Pernitride
- Names: IUPAC names dinitride(4−); diazanetetraide;

Identifiers
- 3D model (JSmol): Interactive image;
- ChEBI: CHEBI:29278;
- ChemSpider: 21864932;

Properties
- Chemical formula: N_{2}^{4−}
- Molar mass: 28.016 g·mol^{−1}

= Pernitride =

In chemistry, pernitrides are compounds containing the pernitride group, N(2-)\sN(2-). Pernitride is isoelectronic to peroxide (O-\sO-), from which the name is derived.

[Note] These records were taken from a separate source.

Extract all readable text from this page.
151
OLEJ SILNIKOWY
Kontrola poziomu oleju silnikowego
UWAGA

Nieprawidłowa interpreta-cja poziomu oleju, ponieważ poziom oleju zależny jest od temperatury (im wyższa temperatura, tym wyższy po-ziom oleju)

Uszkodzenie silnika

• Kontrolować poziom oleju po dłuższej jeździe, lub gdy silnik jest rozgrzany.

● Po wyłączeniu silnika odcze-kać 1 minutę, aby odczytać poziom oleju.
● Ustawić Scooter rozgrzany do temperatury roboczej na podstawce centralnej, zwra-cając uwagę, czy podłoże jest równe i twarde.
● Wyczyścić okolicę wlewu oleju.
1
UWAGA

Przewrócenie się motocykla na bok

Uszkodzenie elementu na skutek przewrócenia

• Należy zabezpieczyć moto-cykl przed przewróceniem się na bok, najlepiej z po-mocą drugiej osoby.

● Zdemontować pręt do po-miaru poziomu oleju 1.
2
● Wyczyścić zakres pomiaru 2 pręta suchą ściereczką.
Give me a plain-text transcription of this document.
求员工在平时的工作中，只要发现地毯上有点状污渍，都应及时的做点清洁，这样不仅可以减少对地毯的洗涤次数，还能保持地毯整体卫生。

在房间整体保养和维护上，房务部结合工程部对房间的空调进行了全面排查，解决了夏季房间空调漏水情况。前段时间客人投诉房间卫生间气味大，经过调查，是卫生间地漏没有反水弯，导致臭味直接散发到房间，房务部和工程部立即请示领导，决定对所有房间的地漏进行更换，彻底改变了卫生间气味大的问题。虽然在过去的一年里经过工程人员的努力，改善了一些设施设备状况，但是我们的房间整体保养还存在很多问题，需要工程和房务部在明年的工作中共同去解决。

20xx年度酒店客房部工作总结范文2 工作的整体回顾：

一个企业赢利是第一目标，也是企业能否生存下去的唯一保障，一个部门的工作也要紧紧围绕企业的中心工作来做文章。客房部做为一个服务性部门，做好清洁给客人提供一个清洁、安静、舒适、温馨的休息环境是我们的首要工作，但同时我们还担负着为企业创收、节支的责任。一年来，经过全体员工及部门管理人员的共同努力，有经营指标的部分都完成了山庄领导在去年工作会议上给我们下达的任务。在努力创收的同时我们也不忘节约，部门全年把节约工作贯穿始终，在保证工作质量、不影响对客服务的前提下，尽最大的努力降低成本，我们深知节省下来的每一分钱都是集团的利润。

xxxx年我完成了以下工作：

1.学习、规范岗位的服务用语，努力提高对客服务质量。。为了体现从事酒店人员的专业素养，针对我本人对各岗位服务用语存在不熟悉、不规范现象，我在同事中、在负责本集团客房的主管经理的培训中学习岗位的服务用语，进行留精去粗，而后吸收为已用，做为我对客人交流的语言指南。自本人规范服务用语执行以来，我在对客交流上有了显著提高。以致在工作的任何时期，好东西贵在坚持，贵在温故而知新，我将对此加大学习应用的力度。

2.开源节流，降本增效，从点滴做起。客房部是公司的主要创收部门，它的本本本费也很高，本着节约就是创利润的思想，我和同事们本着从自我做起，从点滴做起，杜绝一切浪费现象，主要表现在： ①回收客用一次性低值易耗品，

==Transition metal pernitrides==
Pernitrides MN2 for each of the platinum group elements in their +4 oxidation state (M = Pt, Ir, Os, Pd, Rh, Ru) have been obtained via direct combination of the elements at high temperature and pressure using a laser heated diamond anvil cell. Titanium(IV) pernitride TiN2 can likewise be obtained by combining titanium(III) nitride (TiN) with molecular nitrogen. All these pernitrides are recoverable (kinetically persistent) at ambient temperature and pressure with the exception of PdN2, which was inferred to decompose below 13 GPa.

==Pernitride complexes==
Pernitrides are related to hydrazine and inorganic hydrazides, from which they may be formally derived via deprotonation. A gallium pernitride complex [(GaMe)4(GaMe2)4(N2)(NH\sNMe)4] has been synthesized via thermolysis of the corresponding hydrazide [(GaMe2)4(NH\sNMe)(NH\sNHMe)2].